Friday, April 8, 2011

A poem about my father and the news that makes me remember

Love From The Sky
I watch you walk around this world
not even knowing where to turn
gazing to the sky with that dazed look in your eyes
I try to reach you from the clouds but my hands just seem to miss
But don't you give up now
because soon you will find your bridge
and it will lead you to the dreams
that you have had since childhood
help you stand up tall
like I always knew you would
and when those times come
when things seem out of reach
just look up to the clouds
and I will give a little wink
Son then you will know that I believe in you
and just remember your words
It Will Not Rain Because
Of You



I wrote that poem over ten years ago when I honestly was so sad about life that I really had no clue where I was heading but it didn't seem to be anywhere good at the time. I remember going to sleep and dreaming about a person standing 50 yards away from me in the pouring rain and they were yelling to me but all I good hear was wind and thunder and all I could see was a siloutte of a man. Then out of no where a bolt of lightning hit between us and the view was clear it was my father and he whispered "Go"! I woke up and wrote that poem and it eased alot of the pain that I have had my entire life. It was weird for me because my Dad had died sixteen days after my first birthday, so to see him in a dream was super cool yet heart wrenching as well.
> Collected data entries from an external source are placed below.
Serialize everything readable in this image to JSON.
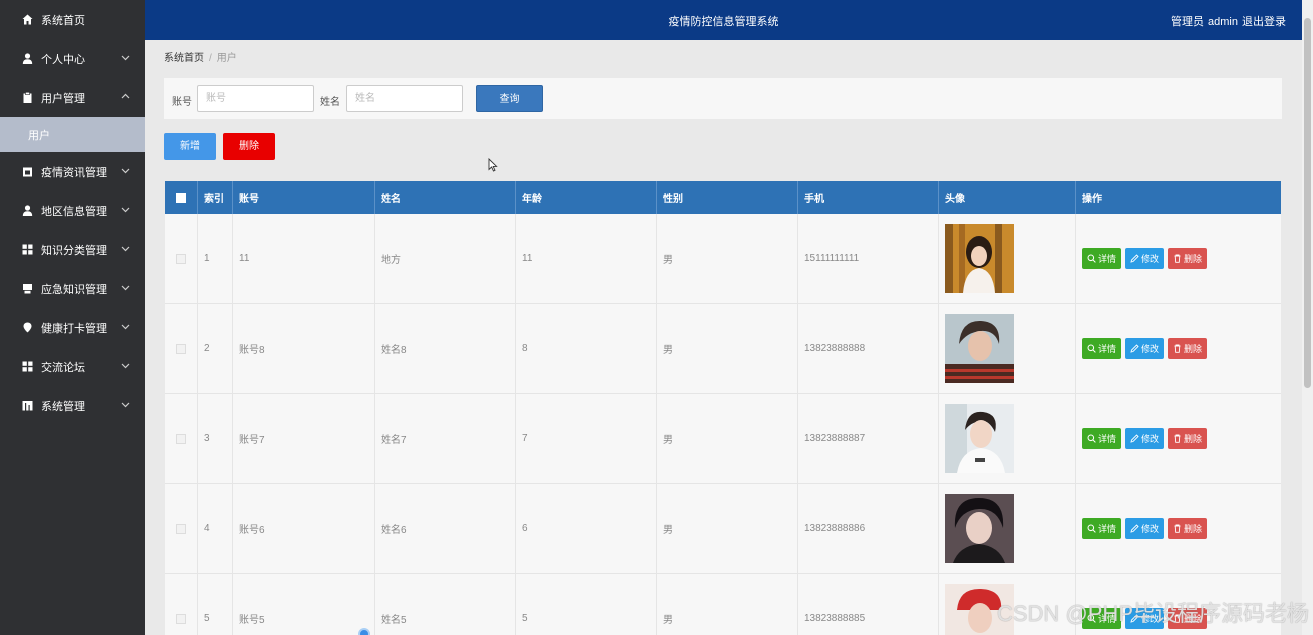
{
  "sidebar": {
    "items": [
      {
        "label": "系统首页",
        "icon": "home-icon"
      },
      {
        "label": "个人中心",
        "icon": "person-icon"
      },
      {
        "label": "用户管理",
        "icon": "clipboard-icon"
      },
      {
        "label": "疫情资讯管理",
        "icon": "calendar-icon"
      },
      {
        "label": "地区信息管理",
        "icon": "person-icon"
      },
      {
        "label": "知识分类管理",
        "icon": "grid-icon"
      },
      {
        "label": "应急知识管理",
        "icon": "printer-icon"
      },
      {
        "label": "健康打卡管理",
        "icon": "location-pin-icon"
      },
      {
        "label": "交流论坛",
        "icon": "grid-icon"
      },
      {
        "label": "系统管理",
        "icon": "bar-chart-icon"
      }
    ],
    "sub_item": "用户"
  },
  "header": {
    "title": "疫情防控信息管理系统",
    "role": "管理员",
    "username": "admin",
    "logout": "退出登录"
  },
  "breadcrumb": {
    "home": "系统首页",
    "separator": "/",
    "current": "用户"
  },
  "search": {
    "account_label": "账号",
    "account_placeholder": "账号",
    "name_label": "姓名",
    "name_placeholder": "姓名",
    "query_button": "查询"
  },
  "toolbar": {
    "add": "新增",
    "delete": "删除"
  },
  "table": {
    "columns": [
      "索引",
      "账号",
      "姓名",
      "年龄",
      "性别",
      "手机",
      "头像",
      "操作"
    ],
    "rows": [
      {
        "index": "1",
        "account": "11",
        "name": "地方",
        "age": "11",
        "gender": "男",
        "phone": "15111111111"
      },
      {
        "index": "2",
        "account": "账号8",
        "name": "姓名8",
        "age": "8",
        "gender": "男",
        "phone": "13823888888"
      },
      {
        "index": "3",
        "account": "账号7",
        "name": "姓名7",
        "age": "7",
        "gender": "男",
        "phone": "13823888887"
      },
      {
        "index": "4",
        "account": "账号6",
        "name": "姓名6",
        "age": "6",
        "gender": "男",
        "phone": "13823888886"
      },
      {
        "index": "5",
        "account": "账号5",
        "name": "姓名5",
        "age": "5",
        "gender": "男",
        "phone": "13823888885"
      }
    ],
    "actions": {
      "detail": "详情",
      "edit": "修改",
      "delete": "删除"
    }
  },
  "watermark": "CSDN @PHP毕设程序源码老杨",
  "colors": {
    "header": "#0b3a86",
    "sidebar": "#2f3033",
    "table_header": "#2e72b5",
    "add_button": "#4497e8",
    "delete_button": "#e80000",
    "detail_action": "#3eaa24",
    "edit_action": "#2b9ce5",
    "delete_action": "#d9534f"
  }
}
The reason this poem comes to mind tonight has to do with my other parent. I had called my mother earlier and we spoke for around twenty minutes and then hung up. A few moment later my mom called back and told me she had some news for me. She started by telling me how she had been sick for over a month and when she was at her most recent appointment the Dr told her he had found a polyp that was so big it may seel her air way. Now in most people polyps are benign little masses that just need removed, so I was fine with hearing this, but what freaks me out is the people that these are not benign the symptoms are hoarseness in voice, a history of an overactive thyroid, as well as people that smoke heavily. My mom has all of these traits and both her parents succumbed to cancer, so unfortunately her appointment in two weeks cannot come quick enough.
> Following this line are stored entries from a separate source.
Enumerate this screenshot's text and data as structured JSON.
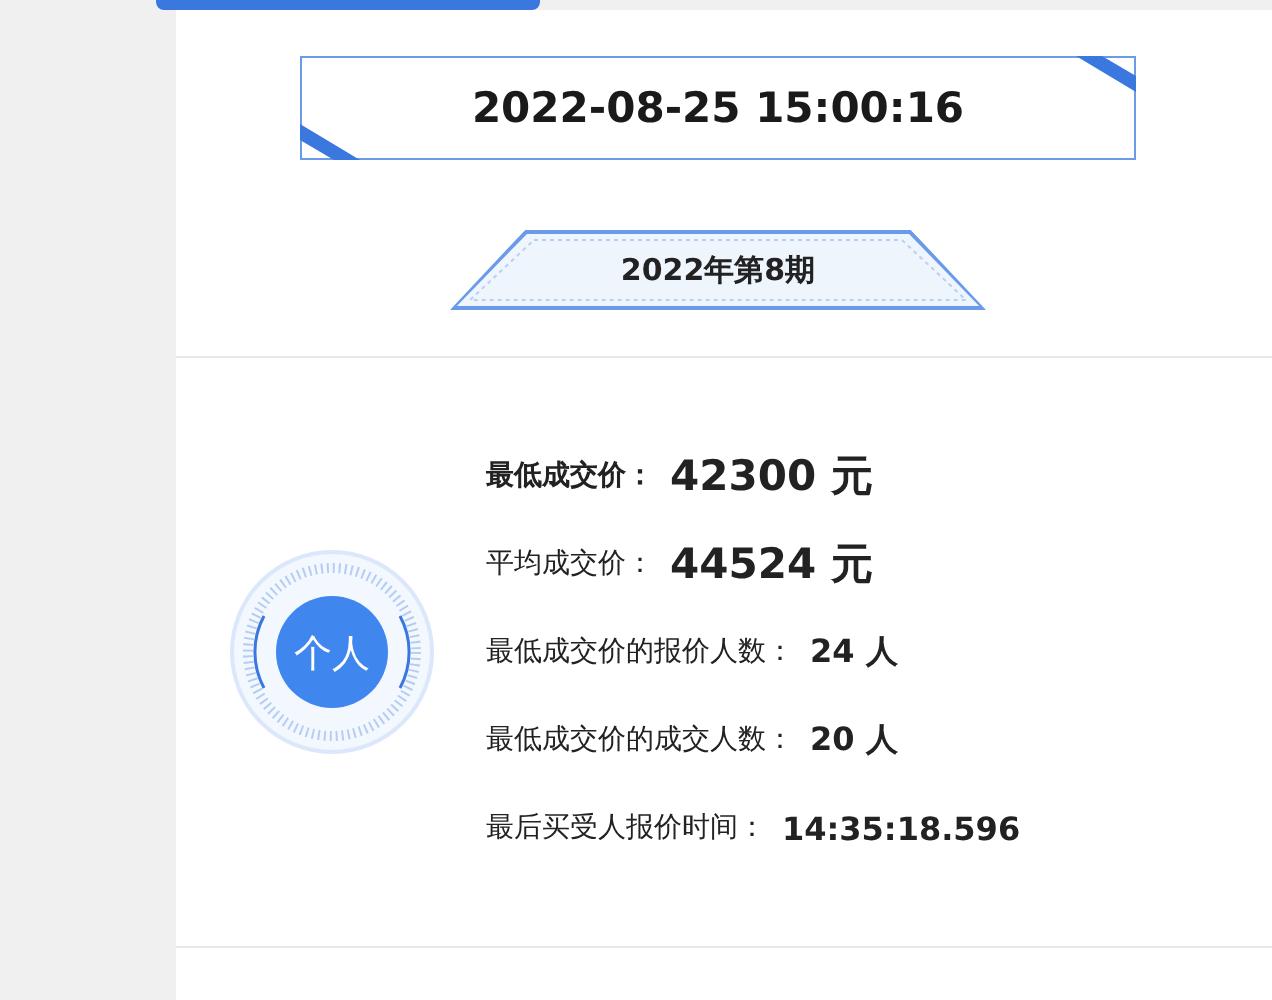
{
  "datetime": "2022-08-25 15:00:16",
  "period": "2022年第8期",
  "badge": "个人",
  "stats": [
    {
      "label": "最低成交价：",
      "value": "42300 元",
      "kind": "price",
      "strong": true
    },
    {
      "label": "平均成交价：",
      "value": "44524 元",
      "kind": "price",
      "strong": false
    },
    {
      "label": "最低成交价的报价人数：",
      "value": "24 人",
      "kind": "count",
      "strong": false
    },
    {
      "label": "最低成交价的成交人数：",
      "value": "20 人",
      "kind": "count",
      "strong": false
    },
    {
      "label": "最后买受人报价时间：",
      "value": "14:35:18.596",
      "kind": "count",
      "strong": false
    }
  ]
}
Life is a crazy whirlwind of events that make us who we are.  I have seen 6 people close to me fall to cancer and with each of them they were feeling off and then they went and found out at the Dr that the pulled muscle, the headaches or the sore throat was actually their body betraying them. I know that I shouldn't worry but with each of those people they were no longer on Earth within two years of that first appointment.

I know that all I can do is pray to God that all is ok but it is hard for me to maintain my cool. I lost my father when I was one and in 33 years I have attended the funerals of 40 people that I have loved. I just now started to get what I want in life and I have a beautiful family that I have laid the foundation for with my wife. I love my little girl and my newborn son so much. But I have no clue how a Mama's boy can face life without his Mom.

I am sorry to all who may read this but if you made it this far your prayers are greatly appreciated.